Dua Lipa’s post also falsely claimed that Israel masterminded the anti-Semitic outfit Hamas, whose founding organizational charter calls for the genocide of all Jews – everywhere. … Claiming Jews are the cabal behind anti-Semitic violence and hate groups is an obvious act of hatred.

Despite serious outcry from Jews and their allies around the world, Dua Lipa did not apologize for her repost. She never voiced disagreement with the anti-Semitic views of the hateful manifesto she shared.

Yet, Lipa not only performed at the ceremony, she won the award for Best Pop Vocal Album.

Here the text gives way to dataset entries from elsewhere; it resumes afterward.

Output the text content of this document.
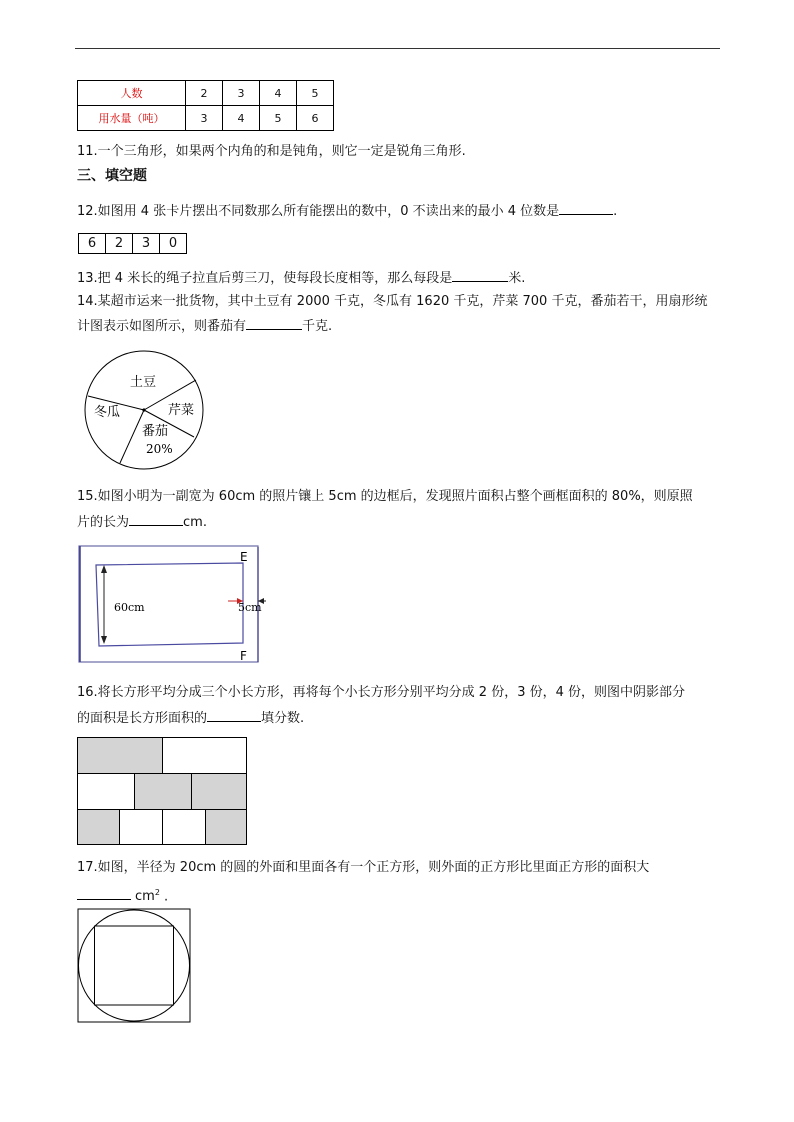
人数	2	3	4	5
用水量（吨）	3	4	5	6
11.一个三角形，如果两个内角的和是钝角，则它一定是锐角三角形.
三、填空题
12.如图用 4 张卡片摆出不同数那么所有能摆出的数中，0 不读出来的最小 4 位数是	.
6	2	3	0
13.把 4 米长的绳子拉直后剪三刀，使每段长度相等，那么每段是	米.
14.某超市运来一批货物，其中土豆有 2000 千克，冬瓜有 1620 千克，芹菜 700 千克，番茄若干，用扇形统
计图表示如图所示，则番茄有	千克.
土豆
冬瓜	芹菜
番茄
20%
15.如图小明为一副宽为 60cm 的照片镶上 5cm 的边框后，发现照片面积占整个画框面积的 80%，则原照
片的长为	cm.
60cm	5cm
E
F
16.将长方形平均分成三个小长方形，再将每个小长方形分别平均分成 2 份，3 份，4 份，则图中阴影部分
的面积是长方形面积的	填分数.
17.如图，半径为 20cm 的圆的外面和里面各有一个正方形，则外面的正方形比里面正方形的面积大
$cm^2$ .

As if all this were not enough, there was yet another artist honored at the Grammys that has promoted antisemitic views in the lyrics of his songs. Jay Electronica was nominated, but, thankfully, did not win an award. The album for which he was nominated, A Written Testimony, as CAMERA has documented, caused controversy with its references to the Rothschild banking family and to the “synagogue of Satan.” In case there was any doubt to Electronica’s meaning on this album, a second album out this year, Act II: The Patents of Nobility (The Turn), repeated the same references to the Rothschilds and to the “synagogue of Satan,” and also mentioned notorious antisemite Louis Farrakhan, who has clearly used the term to refer to Jews, and Farrakhan’s publication, the Final Call.

As CAMERA wrote previously, his lyrics:

promote what the ADL calls a “longstanding anti-Semitic conspiracy theory” about the Rothschild family, antisemitic tropes and stereotypes about Jews and money, and rhetoric reminiscent of Louis Farrakhan, a man the ADL calls a “notable extremist figure, railing against Jews, white people and the LGBT community.”

Perhaps that’s why Jewish DJ and Hot 97 radio personality Peter Rosenberg called the lyrics “cringe” and said “you can only have your group associated with the word ‘Satan’ so many times before you go, ‘yo what’s going on?’” On Twitter, Rosenberg wrote, “As a Jew it puts me in a bad position. I can ignore the fact that I instantly felt a pang of discomfort and offense and basically sell out my culture or I can be accused of being the ‘Jewish media’ hating on this man. But it’s how I felt. The line offended me.”

It seems highly unlikely that there was no one affiliated with the Grammys who was aware of Rosenberg’s criticism. Yet, this did not stop the nomination of an album with antisemitic lyrics. Although Electronica was not featured as prominently as Mallory or Lipa, in some respects his inclusion is the most shocking of all, as he was nominated for the album that itself contained the antisemitic lyrics.

As Mazzig wrote in Newsweek, the “ceremony was a shining example of how you cannot get canceled for anti-Semitism; in fact, you will probably be rewarded for it.”

This was a prestigious award show, aired on network television in prime time. Pop culture icons routinely participate, and the winners make the news and sell albums. Yet, at the Grammys, as in our society more generally today, antisemitism has, once again, become an acceptable form of prejudice.